A record 860,000 international students are enrolled in Australian education this year, with just under half enrolled in universities. While the latest wave of changes will surprise few, the big concern for the sector is whether it will face additional regulation on international student enrolments in the near future, alongside a range of other interventionist approaches forecast in the Accord.

If ever there was a doubt that the University sector had categorically failed to convince Australians of the value of international students in enriching classrooms, enhancing our workforce and networking our economy, this announcement should be the final nail in the coffin.

“Importantly, the strategy acknowledges how vital international education is to the economy and Australia’s prosperity.
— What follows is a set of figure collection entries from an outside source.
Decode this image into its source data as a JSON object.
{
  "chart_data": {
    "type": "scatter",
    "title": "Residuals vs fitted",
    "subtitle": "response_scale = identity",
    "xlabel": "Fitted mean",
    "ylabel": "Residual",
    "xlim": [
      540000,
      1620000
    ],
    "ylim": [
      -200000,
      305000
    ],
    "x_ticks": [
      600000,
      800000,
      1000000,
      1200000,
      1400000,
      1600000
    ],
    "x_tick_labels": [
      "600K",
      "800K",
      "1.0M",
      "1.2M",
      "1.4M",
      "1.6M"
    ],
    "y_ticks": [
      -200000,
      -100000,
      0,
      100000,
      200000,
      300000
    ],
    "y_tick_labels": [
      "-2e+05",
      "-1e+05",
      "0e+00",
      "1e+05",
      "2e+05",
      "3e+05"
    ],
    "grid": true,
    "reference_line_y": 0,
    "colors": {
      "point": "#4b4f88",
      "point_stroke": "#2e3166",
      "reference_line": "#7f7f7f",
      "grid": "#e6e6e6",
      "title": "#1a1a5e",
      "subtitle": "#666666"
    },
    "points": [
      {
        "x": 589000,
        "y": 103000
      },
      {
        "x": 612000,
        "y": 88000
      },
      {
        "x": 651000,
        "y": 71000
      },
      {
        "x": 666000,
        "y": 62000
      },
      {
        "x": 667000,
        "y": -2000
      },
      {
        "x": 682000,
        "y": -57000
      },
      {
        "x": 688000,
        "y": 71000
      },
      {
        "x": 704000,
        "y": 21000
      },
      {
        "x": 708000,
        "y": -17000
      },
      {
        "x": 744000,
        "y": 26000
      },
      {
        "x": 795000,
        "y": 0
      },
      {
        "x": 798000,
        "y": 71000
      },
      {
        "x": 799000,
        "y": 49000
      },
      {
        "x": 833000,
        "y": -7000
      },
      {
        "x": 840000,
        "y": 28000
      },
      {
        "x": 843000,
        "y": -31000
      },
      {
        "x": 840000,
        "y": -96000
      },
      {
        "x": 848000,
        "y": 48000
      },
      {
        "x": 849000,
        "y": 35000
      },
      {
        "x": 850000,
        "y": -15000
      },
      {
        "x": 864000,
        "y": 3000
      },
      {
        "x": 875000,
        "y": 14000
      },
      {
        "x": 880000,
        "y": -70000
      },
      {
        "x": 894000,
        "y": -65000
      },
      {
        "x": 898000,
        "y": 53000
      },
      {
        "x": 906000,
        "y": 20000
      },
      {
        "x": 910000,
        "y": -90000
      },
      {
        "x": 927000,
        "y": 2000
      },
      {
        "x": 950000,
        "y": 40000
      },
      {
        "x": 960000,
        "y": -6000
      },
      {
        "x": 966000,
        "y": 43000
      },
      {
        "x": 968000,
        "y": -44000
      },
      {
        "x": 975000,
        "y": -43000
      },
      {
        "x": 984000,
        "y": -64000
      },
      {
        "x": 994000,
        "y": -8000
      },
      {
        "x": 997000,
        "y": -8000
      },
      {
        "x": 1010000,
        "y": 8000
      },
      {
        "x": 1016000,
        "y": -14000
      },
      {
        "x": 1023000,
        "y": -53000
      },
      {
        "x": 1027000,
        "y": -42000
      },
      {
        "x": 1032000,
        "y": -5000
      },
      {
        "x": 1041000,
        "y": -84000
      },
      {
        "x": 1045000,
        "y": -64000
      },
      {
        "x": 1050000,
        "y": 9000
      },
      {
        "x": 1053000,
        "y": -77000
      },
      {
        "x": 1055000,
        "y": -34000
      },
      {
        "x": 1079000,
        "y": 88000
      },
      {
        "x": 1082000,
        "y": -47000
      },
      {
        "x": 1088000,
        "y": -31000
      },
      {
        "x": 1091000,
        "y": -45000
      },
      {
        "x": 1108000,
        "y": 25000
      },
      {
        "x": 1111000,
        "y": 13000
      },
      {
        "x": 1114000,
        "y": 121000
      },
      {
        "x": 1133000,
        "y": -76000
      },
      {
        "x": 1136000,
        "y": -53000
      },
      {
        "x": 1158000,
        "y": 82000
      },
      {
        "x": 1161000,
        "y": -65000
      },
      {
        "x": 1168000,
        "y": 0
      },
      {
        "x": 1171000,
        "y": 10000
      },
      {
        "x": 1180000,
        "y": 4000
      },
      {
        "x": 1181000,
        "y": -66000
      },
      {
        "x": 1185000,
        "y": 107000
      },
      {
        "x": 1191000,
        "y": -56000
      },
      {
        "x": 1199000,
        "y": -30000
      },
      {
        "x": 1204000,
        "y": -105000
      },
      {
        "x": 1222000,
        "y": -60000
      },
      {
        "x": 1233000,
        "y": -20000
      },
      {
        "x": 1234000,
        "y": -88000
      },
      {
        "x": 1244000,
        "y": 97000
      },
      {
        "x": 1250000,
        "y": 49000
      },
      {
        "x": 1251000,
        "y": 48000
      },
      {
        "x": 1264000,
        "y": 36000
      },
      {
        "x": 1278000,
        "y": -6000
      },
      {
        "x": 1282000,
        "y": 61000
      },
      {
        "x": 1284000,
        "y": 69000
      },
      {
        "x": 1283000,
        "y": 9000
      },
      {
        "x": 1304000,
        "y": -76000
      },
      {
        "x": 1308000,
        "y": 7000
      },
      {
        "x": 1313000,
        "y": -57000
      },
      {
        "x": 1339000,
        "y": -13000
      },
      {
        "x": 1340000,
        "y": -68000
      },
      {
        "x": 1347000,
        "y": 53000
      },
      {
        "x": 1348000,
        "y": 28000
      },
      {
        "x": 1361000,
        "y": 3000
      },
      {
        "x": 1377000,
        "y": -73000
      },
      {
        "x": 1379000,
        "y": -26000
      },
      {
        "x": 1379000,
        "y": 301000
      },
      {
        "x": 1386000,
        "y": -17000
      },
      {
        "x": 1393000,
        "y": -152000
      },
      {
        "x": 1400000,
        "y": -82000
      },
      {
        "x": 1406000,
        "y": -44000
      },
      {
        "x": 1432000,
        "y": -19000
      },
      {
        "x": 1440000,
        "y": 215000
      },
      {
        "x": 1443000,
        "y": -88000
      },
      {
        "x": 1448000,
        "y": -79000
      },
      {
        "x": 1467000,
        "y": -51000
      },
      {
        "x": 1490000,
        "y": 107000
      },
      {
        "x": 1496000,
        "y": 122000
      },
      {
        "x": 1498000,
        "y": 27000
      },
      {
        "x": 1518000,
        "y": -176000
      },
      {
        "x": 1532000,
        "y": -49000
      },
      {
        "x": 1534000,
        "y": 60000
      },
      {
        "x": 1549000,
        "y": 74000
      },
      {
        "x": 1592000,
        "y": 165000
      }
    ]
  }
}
It makes us tens of billions of dollars each year, supports tens of thousands of jobs and helps pay for the essential services all Australians rely on,” Universities Australia Chief Executive Catriona Jackson said, welcoming the policy.

“We welcome further measures to preserve the integrity and strength of the education system while protecting students from unscrupulous operators seeking to exploit them for personal gain.”

Overall, the new Migration Policy has been widely welcomed, with UA saying it had worked closely with the government and adding at the end of its statement that international students were valued.

“Universities Australia has engaged deeply with government on the development of the migration strategy and will continue to do so through its implementation as we all work toward a better migration system that underpins a flourishing multicultural nation,” Ms Jackson said.

Higher Education policy expert Professor Andrew Norton said that the migration policy changes were well thought through, but would “make life more difficult for universities relying on migration-motivated international students.”

“Regional study … is deemed a ‘poor predictor’ of labour market success. This is potentially significant for regional universities,” Professor Norton writes.

However, the Regional Universities Network welcomed the migration reforms, with Executive Director of RUN Alec Webb saying his team would be working with the Government on permanent skilled migration and regional migration discussion papers in 2024.

International education researcher Professor Ly Tran noted that the maximum age for a temporary graduate visa will be reduced by 15 years to 35. “This is unreasonable and will make many (if not the majority of) international PhD graduates ineligible for temporary graduate visas,” Professor Tran noted.

“Irony as these graduates hold the highest qualification and great potential to contribute to Australia.”